The management of AS is simple when the patient is asymptomatic and consists primarily of limiting strenuous exertion and regular monitoring. Lifestyle factors should be attended to and factors which worsen the condition should be treated, such as hypertension or diabetes.
In the presence of severe symptoms, surgical treatment is recommended. Aortic valve repair is rarely performed, but valve replacement, transcatheter aortic valve replacement (TAVR), or balloon valvuloplasty, may be carried out. In the latter a specialized balloon is guided into the valve opening and inflated to stretch the orifice before removal. It is more palliative than curative as the AS tends to recur later. Valve replacement may be done using mechanical or biological valves, the latter having a shorter lifetime and needing to be replaced after a varying number of years. Mechanical valves tend to cause clot formation and thus these patients must take blood thinners for life. TAVR is considered in people who may be at higher risk for complications from open surgery.

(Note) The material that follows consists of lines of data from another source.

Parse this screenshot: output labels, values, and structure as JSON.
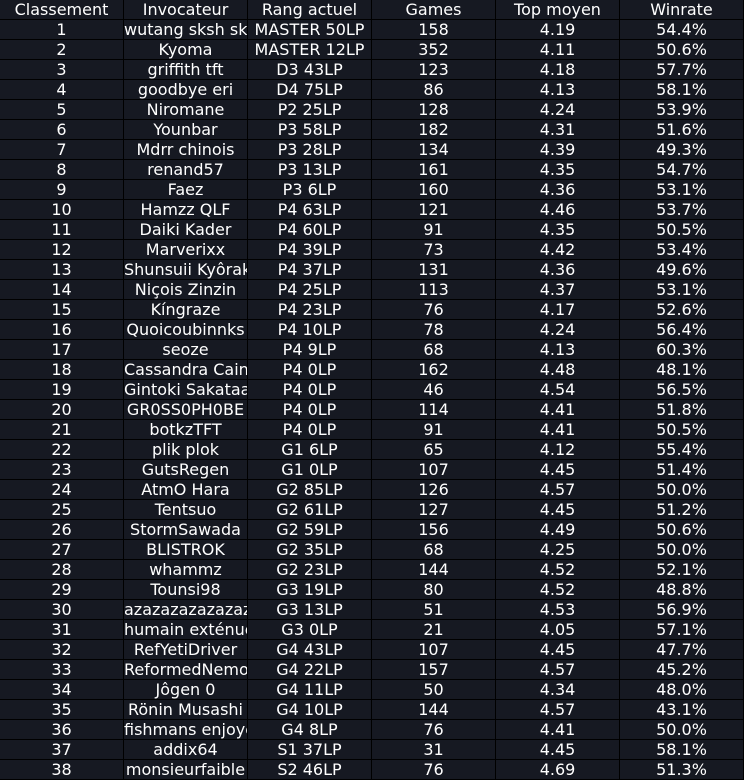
{
  "colors": {
    "background": "#000000",
    "cell": "#161922",
    "text": "#ffffff"
  },
  "table": {
    "columns": [
      "Classement",
      "Invocateur",
      "Rang actuel",
      "Games",
      "Top moyen",
      "Winrate"
    ],
    "rows": [
      [
        "1",
        "wutang sksh sks",
        "MASTER 50LP",
        "158",
        "4.19",
        "54.4%"
      ],
      [
        "2",
        "Kyoma",
        "MASTER 12LP",
        "352",
        "4.11",
        "50.6%"
      ],
      [
        "3",
        "griffith tft",
        "D3 43LP",
        "123",
        "4.18",
        "57.7%"
      ],
      [
        "4",
        "goodbye eri",
        "D4 75LP",
        "86",
        "4.13",
        "58.1%"
      ],
      [
        "5",
        "Niromane",
        "P2 25LP",
        "128",
        "4.24",
        "53.9%"
      ],
      [
        "6",
        "Younbar",
        "P3 58LP",
        "182",
        "4.31",
        "51.6%"
      ],
      [
        "7",
        "Mdrr chinois",
        "P3 28LP",
        "134",
        "4.39",
        "49.3%"
      ],
      [
        "8",
        "renand57",
        "P3 13LP",
        "161",
        "4.35",
        "54.7%"
      ],
      [
        "9",
        "Faez",
        "P3 6LP",
        "160",
        "4.36",
        "53.1%"
      ],
      [
        "10",
        "Hamzz QLF",
        "P4 63LP",
        "121",
        "4.46",
        "53.7%"
      ],
      [
        "11",
        "Daiki Kader",
        "P4 60LP",
        "91",
        "4.35",
        "50.5%"
      ],
      [
        "12",
        "Marverixx",
        "P4 39LP",
        "73",
        "4.42",
        "53.4%"
      ],
      [
        "13",
        "Shunsuii Kyôrak",
        "P4 37LP",
        "131",
        "4.36",
        "49.6%"
      ],
      [
        "14",
        "Niçois Zinzin",
        "P4 25LP",
        "113",
        "4.37",
        "53.1%"
      ],
      [
        "15",
        "Kíngraze",
        "P4 23LP",
        "76",
        "4.17",
        "52.6%"
      ],
      [
        "16",
        "Quoicoubinnks",
        "P4 10LP",
        "78",
        "4.24",
        "56.4%"
      ],
      [
        "17",
        "seoze",
        "P4 9LP",
        "68",
        "4.13",
        "60.3%"
      ],
      [
        "18",
        "Cassandra Cain",
        "P4 0LP",
        "162",
        "4.48",
        "48.1%"
      ],
      [
        "19",
        "Gintoki Sakataa",
        "P4 0LP",
        "46",
        "4.54",
        "56.5%"
      ],
      [
        "20",
        "GR0SS0PH0BE",
        "P4 0LP",
        "114",
        "4.41",
        "51.8%"
      ],
      [
        "21",
        "botkzTFT",
        "P4 0LP",
        "91",
        "4.41",
        "50.5%"
      ],
      [
        "22",
        "plik plok",
        "G1 6LP",
        "65",
        "4.12",
        "55.4%"
      ],
      [
        "23",
        "GutsRegen",
        "G1 0LP",
        "107",
        "4.45",
        "51.4%"
      ],
      [
        "24",
        "AtmO Hara",
        "G2 85LP",
        "126",
        "4.57",
        "50.0%"
      ],
      [
        "25",
        "Tentsuo",
        "G2 61LP",
        "127",
        "4.45",
        "51.2%"
      ],
      [
        "26",
        "StormSawada",
        "G2 59LP",
        "156",
        "4.49",
        "50.6%"
      ],
      [
        "27",
        "BLISTROK",
        "G2 35LP",
        "68",
        "4.25",
        "50.0%"
      ],
      [
        "28",
        "whammz",
        "G2 23LP",
        "144",
        "4.52",
        "52.1%"
      ],
      [
        "29",
        "Tounsi98",
        "G3 19LP",
        "80",
        "4.52",
        "48.8%"
      ],
      [
        "30",
        "azazazazazazaz",
        "G3 13LP",
        "51",
        "4.53",
        "56.9%"
      ],
      [
        "31",
        "humain exténue",
        "G3 0LP",
        "21",
        "4.05",
        "57.1%"
      ],
      [
        "32",
        "RefYetiDriver",
        "G4 43LP",
        "107",
        "4.45",
        "47.7%"
      ],
      [
        "33",
        "ReformedNemo",
        "G4 22LP",
        "157",
        "4.57",
        "45.2%"
      ],
      [
        "34",
        "Jôgen 0",
        "G4 11LP",
        "50",
        "4.34",
        "48.0%"
      ],
      [
        "35",
        "Rönin Musashi",
        "G4 10LP",
        "144",
        "4.57",
        "43.1%"
      ],
      [
        "36",
        "fishmans enjoye",
        "G4 8LP",
        "76",
        "4.41",
        "50.0%"
      ],
      [
        "37",
        "addix64",
        "S1 37LP",
        "31",
        "4.45",
        "58.1%"
      ],
      [
        "38",
        "monsieurfaible",
        "S2 46LP",
        "76",
        "4.69",
        "51.3%"
      ]
    ]
  }
}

Women with AS should always discuss any medications they take with their physicians when they plan to conceive and whether they can safely undergo pregnancy, labor and delivery in their health condition. Some women may have surgery before becoming pregnant. Close monitoring of the pregnancy is always required, and in some cases the woman may be advised to avoid pregnancy because of a very high risk of serious complications.